I think some part of the mystique about Super Metroid is the fact that the game remained alone, without any sequels or follow-ups, for so many years. While Mario and Zelda and the rest continued with newer games on the Super NES and Nintendo 64, Metroid held back, alone in its own little world. It really wasn't until 2002, eight years later, that a new installment finally arrived, and even then, gamers were surprised to discover a 3D shooter that was closer to Quake and Doom then their beloved Metroid.

And, in the meantime, Konami completely reinvents its old Castlevania franchise by aping the gameplay structure of Super Metroid. The forgotten classic was becoming a legend, influencing others. Goodness knows Konami sure loved that game, enough to shamelessly steal from it for every 2D Castlevania game ever since.

Oh, yeah, sure, Nintendo eventually figured things out, and returned to their roots with a pair of Metroid titles on the Game Boy Advance. But let's be honest here. Those games weren't any good. The first one, especially was a clunker. The second, Zero Mission?

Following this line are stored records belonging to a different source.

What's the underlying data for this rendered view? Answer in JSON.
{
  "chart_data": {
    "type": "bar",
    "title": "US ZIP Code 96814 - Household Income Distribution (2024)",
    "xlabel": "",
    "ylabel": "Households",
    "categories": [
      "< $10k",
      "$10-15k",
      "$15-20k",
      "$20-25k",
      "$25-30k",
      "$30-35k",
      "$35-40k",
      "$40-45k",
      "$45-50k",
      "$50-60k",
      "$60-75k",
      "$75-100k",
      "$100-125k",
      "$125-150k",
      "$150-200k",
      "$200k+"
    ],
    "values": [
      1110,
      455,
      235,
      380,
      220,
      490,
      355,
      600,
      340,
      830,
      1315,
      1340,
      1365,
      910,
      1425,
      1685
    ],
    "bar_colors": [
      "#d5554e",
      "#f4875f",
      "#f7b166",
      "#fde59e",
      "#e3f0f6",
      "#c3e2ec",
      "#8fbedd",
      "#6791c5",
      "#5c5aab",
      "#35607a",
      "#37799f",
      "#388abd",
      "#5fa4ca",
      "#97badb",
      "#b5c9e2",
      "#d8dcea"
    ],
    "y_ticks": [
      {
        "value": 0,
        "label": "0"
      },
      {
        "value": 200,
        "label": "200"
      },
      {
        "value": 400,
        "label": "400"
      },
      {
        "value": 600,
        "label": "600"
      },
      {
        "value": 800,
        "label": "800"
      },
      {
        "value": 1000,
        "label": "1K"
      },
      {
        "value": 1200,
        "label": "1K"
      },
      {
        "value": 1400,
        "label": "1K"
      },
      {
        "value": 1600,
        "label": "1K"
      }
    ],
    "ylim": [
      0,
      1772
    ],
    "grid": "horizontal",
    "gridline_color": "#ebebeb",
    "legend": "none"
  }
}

Eh, better, but, again, it just felt like a dumbed-down kiddie version of the 1994 masterpiece. Remember those Atari 2600 games that had the child-friendly mode with the teddy bear icon? Yeah, that's exactly what Zero Mission was all about. A Metroid that holds you by the hand, when not stumbling into Miyazaki's Ohmus.

What comes to mind when I think of Super Metroid? Dark, moody, mysterious. This is just about the heaviest game Nintendo ever made - heavy in that late-'60s, Led Zeppelin, Black Sabbath, Deep Purple sense. The whole enterprise just breathes in a dark, misty atmosphere, this strange alien landscape, this mishmash of different cultures. This world that Samus Aran finds herself in, this is a world with a history. You can almost trace that history as you progress through the game, spotting the places where some poor fool vainly tried to civilize the place. You can see the corpses for yourself to see how that turned out.

Modern videogames, if they really can be called "games" anymore, shove narrative down your throat. They think story can only be conveyed by scripted movie scenes. But a good game, all of the best ones, can tell a story without these tired cliches. Story, setting, mood, character - all can be shown by the actions and environment of the game itself. That's one of the things that makes Super Metroid a masterpiece. It's a very story-driven game at heart, but one that lets your imagination roam.

The only other exploration game that captures that same sense of mood and mystery, to my mind, is Todd's Adventures in Slime World on the Atari Lynx. And that game was created back in 1990. How's that? In many ways, Slime World serves as a foundation for the expansive game world Super Metroid builds upon. It seems impossible to keep the two seperate in my mind; the original Metroid serves as the original starting point, but this sequel stretches and expands and builds so far beyond those first boundaries that they become almost unrecognizable.

So that's what I take out of the experience. The dark, underground world, teeming with life and teeming with secrets. And the whole enterprise is hard. Real hard. In this game, Nintendo drops you into a cave, in the middle of nowhere, and just leaves you. No goofy sidekicks pointing the way out of the maze. No cheap icons to hold you by the hand and make things easy. In this life, things are much harder than in the afterlife. In this world....you're on your own.

Forget about that first Metroid. It's a good game, but it's too dated to really hold your affections. This is the real version, the one that carries all the mystique. This is the moment which all future Metroids struggle to recapture. They'll struggle in vain. You'll probably never see a better action/adventure no matter how many years you'll live.